Potential Winners and Losers

Under the new Project Crypto policies, I know you’re eager to find out which companies and assets have the upper hand.

But predicting the future is a dangerous game. Nothing is set in stone, and we can only see a few hints for now. The winners of the crypto super-app era won’t come in just one form. Instead, we might witness three distinctly different yet equally successful models.

The first model: The "Alliance Army."

The smartest players have already realized that going solo is less effective than forming strategic partnerships.

Take Fidelity as an example. This asset management giant, overseeing $11 trillion, launched its digital assets division back in 2018 but has remained tepid in retail crypto trading.

What happens if Fidelity deeply integrates with a technologically advanced crypto firm like Fireblocks? Fidelity’s 200 million customers gain seamless crypto experiences, while the partner acquires the most valuable resources in traditional finance—trust and users. It may not necessarily be these two companies joining forces, but such "1+1>2" combinations will emerge frequently in the future.

The second model: The "Arms Dealer."

When a gold rush occurs, the most stable business is selling shovels.

In the super-app era, the "shovels" are critical infrastructure. Take Chainalysis as an example. No matter who wins the super-app war, everyone will need its compliance tools. What’s remarkable about these companies is that the more diverse their clients are, the more stable their position becomes. They don’t need to pick sides because every party relies on them.

The third model: The "Specialist."

Not everyone needs a Swiss Army knife. Imagine a financial platform dedicated to serving DAOs or a vertical application focused on NFT financialization. While giants are busy building comprehensive platforms, these specialized players might capture long-tail value in niche markets.

The winners will likely follow one of these paths. As for the losers, they will likely fall into two categories: mid-tier institutions and opportunists.

Take some regional banks in the U.S. as an example. They lack the resources of JPMorgan Chase to make large-scale technological investments, and they also lack the agility of small fintech firms.

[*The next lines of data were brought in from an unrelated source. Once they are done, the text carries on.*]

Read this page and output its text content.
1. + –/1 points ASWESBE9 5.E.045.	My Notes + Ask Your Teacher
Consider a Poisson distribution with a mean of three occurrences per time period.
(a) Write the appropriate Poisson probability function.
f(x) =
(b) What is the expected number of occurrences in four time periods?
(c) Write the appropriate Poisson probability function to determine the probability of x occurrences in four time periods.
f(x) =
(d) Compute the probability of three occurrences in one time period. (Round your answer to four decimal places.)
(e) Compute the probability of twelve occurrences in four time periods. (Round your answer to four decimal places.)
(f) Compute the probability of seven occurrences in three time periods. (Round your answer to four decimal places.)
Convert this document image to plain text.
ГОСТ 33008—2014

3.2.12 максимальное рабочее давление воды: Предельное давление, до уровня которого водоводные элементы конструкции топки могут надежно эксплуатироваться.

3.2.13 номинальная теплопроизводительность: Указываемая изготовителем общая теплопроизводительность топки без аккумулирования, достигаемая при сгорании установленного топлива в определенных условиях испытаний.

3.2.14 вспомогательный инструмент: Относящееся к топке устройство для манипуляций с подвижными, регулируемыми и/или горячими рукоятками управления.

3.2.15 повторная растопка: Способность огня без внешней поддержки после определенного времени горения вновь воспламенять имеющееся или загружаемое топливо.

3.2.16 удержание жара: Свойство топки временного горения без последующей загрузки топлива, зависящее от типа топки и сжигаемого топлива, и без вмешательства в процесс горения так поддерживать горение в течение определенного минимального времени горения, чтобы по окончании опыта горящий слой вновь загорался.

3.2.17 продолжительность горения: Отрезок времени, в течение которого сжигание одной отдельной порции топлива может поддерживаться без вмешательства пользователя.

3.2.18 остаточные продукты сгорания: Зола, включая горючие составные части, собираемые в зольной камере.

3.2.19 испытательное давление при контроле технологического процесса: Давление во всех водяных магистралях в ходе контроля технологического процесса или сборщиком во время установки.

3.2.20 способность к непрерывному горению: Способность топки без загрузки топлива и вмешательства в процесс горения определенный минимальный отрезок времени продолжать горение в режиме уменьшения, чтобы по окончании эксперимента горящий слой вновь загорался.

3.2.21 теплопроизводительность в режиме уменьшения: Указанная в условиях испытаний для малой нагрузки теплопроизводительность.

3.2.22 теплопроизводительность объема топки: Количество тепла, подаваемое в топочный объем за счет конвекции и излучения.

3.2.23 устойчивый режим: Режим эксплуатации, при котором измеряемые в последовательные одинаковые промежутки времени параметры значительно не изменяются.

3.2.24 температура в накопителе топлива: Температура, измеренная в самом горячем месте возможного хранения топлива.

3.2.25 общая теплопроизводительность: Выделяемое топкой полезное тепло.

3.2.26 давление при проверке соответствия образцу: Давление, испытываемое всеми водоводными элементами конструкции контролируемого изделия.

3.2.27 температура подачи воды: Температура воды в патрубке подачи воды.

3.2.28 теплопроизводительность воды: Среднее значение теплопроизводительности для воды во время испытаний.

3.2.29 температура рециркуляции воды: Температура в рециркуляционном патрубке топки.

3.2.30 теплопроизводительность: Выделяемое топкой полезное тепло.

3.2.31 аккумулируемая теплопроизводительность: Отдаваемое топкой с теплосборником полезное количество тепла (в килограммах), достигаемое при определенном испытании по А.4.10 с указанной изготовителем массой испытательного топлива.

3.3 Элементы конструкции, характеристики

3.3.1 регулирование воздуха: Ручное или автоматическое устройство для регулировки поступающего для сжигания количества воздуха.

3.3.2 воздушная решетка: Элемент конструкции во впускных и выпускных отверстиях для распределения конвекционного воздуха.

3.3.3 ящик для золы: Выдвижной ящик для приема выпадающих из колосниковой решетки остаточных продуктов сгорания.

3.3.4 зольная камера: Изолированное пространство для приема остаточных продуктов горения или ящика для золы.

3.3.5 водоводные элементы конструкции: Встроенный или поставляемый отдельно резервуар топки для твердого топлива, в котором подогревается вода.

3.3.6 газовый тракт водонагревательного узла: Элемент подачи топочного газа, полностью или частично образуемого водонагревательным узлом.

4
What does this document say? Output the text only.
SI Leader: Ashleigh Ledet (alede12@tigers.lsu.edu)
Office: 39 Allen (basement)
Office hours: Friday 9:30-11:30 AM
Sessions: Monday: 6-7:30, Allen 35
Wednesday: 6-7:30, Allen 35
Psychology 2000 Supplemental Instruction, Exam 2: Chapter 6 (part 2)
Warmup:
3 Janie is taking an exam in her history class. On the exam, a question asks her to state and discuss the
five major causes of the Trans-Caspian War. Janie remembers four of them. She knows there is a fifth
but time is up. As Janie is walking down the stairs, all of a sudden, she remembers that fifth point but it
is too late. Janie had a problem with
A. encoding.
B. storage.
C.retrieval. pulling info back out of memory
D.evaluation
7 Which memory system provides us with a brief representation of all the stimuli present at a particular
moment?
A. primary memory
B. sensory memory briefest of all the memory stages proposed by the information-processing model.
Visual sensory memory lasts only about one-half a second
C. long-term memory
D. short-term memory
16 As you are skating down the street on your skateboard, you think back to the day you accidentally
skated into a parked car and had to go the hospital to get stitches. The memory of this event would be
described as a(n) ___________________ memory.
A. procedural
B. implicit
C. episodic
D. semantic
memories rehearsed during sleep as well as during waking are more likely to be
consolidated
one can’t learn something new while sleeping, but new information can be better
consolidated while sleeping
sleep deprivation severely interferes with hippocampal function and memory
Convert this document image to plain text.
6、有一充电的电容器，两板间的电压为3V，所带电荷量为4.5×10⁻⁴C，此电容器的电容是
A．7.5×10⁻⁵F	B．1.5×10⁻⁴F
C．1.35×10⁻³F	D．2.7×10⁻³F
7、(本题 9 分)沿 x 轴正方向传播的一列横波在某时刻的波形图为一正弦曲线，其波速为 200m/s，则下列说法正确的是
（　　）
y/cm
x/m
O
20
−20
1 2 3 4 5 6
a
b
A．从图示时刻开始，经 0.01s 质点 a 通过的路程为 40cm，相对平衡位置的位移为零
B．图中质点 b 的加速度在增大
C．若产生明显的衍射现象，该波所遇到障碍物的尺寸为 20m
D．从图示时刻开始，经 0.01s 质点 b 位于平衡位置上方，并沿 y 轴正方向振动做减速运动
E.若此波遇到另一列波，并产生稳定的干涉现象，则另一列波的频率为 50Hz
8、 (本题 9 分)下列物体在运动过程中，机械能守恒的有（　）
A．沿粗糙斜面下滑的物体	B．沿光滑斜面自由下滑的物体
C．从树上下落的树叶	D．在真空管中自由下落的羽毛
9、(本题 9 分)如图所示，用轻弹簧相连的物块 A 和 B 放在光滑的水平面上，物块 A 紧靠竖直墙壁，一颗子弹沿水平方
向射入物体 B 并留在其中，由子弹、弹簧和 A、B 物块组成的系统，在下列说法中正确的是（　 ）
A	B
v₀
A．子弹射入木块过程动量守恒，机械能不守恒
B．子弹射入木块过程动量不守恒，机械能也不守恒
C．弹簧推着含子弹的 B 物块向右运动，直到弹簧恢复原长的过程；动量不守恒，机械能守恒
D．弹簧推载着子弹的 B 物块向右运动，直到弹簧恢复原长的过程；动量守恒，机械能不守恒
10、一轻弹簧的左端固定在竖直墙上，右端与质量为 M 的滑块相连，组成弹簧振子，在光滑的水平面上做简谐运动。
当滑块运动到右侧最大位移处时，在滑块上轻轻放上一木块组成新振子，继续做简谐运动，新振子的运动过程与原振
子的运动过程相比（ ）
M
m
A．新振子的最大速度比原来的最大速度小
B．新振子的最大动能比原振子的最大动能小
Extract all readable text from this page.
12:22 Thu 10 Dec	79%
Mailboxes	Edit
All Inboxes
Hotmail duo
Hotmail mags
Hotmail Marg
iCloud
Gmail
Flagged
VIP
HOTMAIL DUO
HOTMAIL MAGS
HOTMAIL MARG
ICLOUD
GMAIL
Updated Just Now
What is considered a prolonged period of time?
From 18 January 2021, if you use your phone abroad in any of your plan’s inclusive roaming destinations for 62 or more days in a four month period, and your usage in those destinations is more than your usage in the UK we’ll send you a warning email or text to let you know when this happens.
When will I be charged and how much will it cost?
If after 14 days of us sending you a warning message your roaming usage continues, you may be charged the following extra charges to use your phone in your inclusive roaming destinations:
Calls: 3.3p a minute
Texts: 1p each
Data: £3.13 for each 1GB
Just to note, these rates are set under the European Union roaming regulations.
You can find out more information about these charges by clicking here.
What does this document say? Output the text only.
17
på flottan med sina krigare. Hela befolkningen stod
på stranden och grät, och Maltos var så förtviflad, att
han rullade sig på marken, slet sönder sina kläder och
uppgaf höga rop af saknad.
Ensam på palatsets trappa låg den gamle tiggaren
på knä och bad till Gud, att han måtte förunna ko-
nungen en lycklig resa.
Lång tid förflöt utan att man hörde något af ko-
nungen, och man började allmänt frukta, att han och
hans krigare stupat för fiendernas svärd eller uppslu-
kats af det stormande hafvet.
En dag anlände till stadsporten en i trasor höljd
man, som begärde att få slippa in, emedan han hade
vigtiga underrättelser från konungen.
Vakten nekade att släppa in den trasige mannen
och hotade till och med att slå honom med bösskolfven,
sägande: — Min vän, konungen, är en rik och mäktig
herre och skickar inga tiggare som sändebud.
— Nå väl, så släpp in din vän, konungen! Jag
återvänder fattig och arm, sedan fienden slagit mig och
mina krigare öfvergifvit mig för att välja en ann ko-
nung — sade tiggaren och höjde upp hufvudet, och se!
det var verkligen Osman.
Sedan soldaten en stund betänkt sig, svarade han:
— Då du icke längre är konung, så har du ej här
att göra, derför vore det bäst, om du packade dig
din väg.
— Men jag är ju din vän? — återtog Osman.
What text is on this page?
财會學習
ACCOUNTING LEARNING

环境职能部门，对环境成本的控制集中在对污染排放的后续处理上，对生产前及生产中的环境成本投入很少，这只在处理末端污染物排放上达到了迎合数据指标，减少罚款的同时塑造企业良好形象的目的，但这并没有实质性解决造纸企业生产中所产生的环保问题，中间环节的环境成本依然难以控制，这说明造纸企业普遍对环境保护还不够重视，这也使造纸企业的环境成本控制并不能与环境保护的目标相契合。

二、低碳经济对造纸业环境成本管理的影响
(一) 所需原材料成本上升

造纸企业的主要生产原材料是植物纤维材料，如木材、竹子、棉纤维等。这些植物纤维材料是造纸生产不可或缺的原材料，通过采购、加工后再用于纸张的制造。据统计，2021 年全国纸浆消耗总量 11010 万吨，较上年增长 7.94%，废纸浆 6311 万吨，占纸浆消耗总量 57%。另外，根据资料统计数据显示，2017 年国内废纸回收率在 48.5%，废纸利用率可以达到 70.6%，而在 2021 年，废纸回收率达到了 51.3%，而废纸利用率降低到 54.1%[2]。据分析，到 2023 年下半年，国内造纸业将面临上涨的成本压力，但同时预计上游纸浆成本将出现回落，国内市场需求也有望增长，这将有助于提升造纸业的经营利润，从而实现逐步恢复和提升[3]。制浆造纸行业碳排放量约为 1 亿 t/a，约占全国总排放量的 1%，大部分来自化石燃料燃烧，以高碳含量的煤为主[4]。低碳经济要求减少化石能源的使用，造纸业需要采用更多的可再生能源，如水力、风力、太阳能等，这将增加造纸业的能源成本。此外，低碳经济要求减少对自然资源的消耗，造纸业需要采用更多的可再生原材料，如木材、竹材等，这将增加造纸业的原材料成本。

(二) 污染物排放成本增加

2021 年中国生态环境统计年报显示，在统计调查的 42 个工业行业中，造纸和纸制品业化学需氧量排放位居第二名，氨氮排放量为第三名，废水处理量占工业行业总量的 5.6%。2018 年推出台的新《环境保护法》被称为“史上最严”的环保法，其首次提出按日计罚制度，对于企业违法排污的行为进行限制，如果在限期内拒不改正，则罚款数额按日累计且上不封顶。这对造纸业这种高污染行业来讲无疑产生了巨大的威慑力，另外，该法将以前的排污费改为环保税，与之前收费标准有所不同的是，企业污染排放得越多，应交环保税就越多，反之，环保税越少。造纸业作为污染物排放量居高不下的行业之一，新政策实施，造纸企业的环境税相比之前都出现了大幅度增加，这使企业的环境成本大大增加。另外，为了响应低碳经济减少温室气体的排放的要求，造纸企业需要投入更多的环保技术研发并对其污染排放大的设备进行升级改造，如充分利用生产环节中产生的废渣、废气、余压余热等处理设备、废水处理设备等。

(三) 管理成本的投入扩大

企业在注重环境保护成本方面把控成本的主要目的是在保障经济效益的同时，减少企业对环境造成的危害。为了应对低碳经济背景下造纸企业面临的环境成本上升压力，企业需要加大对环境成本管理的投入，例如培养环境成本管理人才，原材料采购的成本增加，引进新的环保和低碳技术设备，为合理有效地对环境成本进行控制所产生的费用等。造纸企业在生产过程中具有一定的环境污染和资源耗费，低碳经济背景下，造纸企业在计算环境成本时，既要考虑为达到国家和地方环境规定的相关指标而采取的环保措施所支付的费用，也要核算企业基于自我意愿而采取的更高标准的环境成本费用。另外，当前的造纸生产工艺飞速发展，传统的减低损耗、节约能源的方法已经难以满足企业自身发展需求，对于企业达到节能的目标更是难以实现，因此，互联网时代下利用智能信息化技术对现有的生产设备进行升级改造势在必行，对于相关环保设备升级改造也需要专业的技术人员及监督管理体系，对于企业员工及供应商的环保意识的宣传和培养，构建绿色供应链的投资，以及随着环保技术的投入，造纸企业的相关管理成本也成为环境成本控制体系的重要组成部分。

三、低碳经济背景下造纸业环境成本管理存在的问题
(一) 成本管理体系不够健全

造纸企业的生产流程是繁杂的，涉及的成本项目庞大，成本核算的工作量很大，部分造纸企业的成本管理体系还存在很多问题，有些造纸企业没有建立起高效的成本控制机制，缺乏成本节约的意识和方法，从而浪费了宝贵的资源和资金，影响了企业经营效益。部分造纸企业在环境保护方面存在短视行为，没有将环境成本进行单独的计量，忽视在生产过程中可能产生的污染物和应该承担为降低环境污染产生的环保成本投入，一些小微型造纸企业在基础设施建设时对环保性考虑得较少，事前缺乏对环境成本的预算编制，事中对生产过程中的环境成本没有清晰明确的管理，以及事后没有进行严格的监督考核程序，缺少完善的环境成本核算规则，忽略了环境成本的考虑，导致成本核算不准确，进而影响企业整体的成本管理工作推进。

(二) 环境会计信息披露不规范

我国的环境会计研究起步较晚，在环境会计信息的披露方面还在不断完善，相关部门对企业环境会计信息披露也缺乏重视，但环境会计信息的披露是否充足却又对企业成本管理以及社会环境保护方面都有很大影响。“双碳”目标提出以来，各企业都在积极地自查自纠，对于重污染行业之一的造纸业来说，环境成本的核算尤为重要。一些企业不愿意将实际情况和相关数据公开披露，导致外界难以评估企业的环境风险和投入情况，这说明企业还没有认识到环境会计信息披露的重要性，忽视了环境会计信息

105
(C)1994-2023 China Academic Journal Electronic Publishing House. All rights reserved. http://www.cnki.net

When customers can access a full suite of crypto services at major banks, these mid-sized institutions will see their survival space shrink dramatically.

As for opportunists, many projects in recent years have used complex legal structures to evade regulations—registering in the Cayman Islands, operating through DAOs, claiming "full decentralization."

Project Crypto’s clear rules mean these gray areas will disappear. Either truly decentralize (accepting limitations in liquidity and user experience) or fully comply (accepting regulatory costs). Fence-sitters will have nowhere to go.

From a business competition perspective, the time window is closing rapidly.

First-mover advantage could be decisive in the winner-takes-all platform economy. Whoever can establish a complete ecosystem within the next few months may become the next crypto finance giant.

The iPhone Moment?

In 2007, when Steve Jobs unveiled the first-generation iPhone, Nokia executives scoffed—how could a phone without a keyboard possibly succeed? Eighteen months later, the entire mobile phone industry’s rules were rewritten.

Project Crypto might just be the "iPhone launch event" for crypto finance.

Not because it’s perfect, but because it’s the first time mainstream financial institutions have seen the possibilities: Financial services can be delivered in this way, traditional assets and crypto assets can be integrated like this, compliance and innovation can be balanced in this manner.

But remember, the iPhone didn’t truly change the world in 2007—it did so when the App Store emerged. Project Crypto is merely the beginning; the real revolution will explode when the ecosystem is fully formed.

When millions of developers start innovating on the new platform, when billions of users become accustomed to on-chain finance—that’s when the good days will truly arrive.

For now, it’s too early to draw conclusions.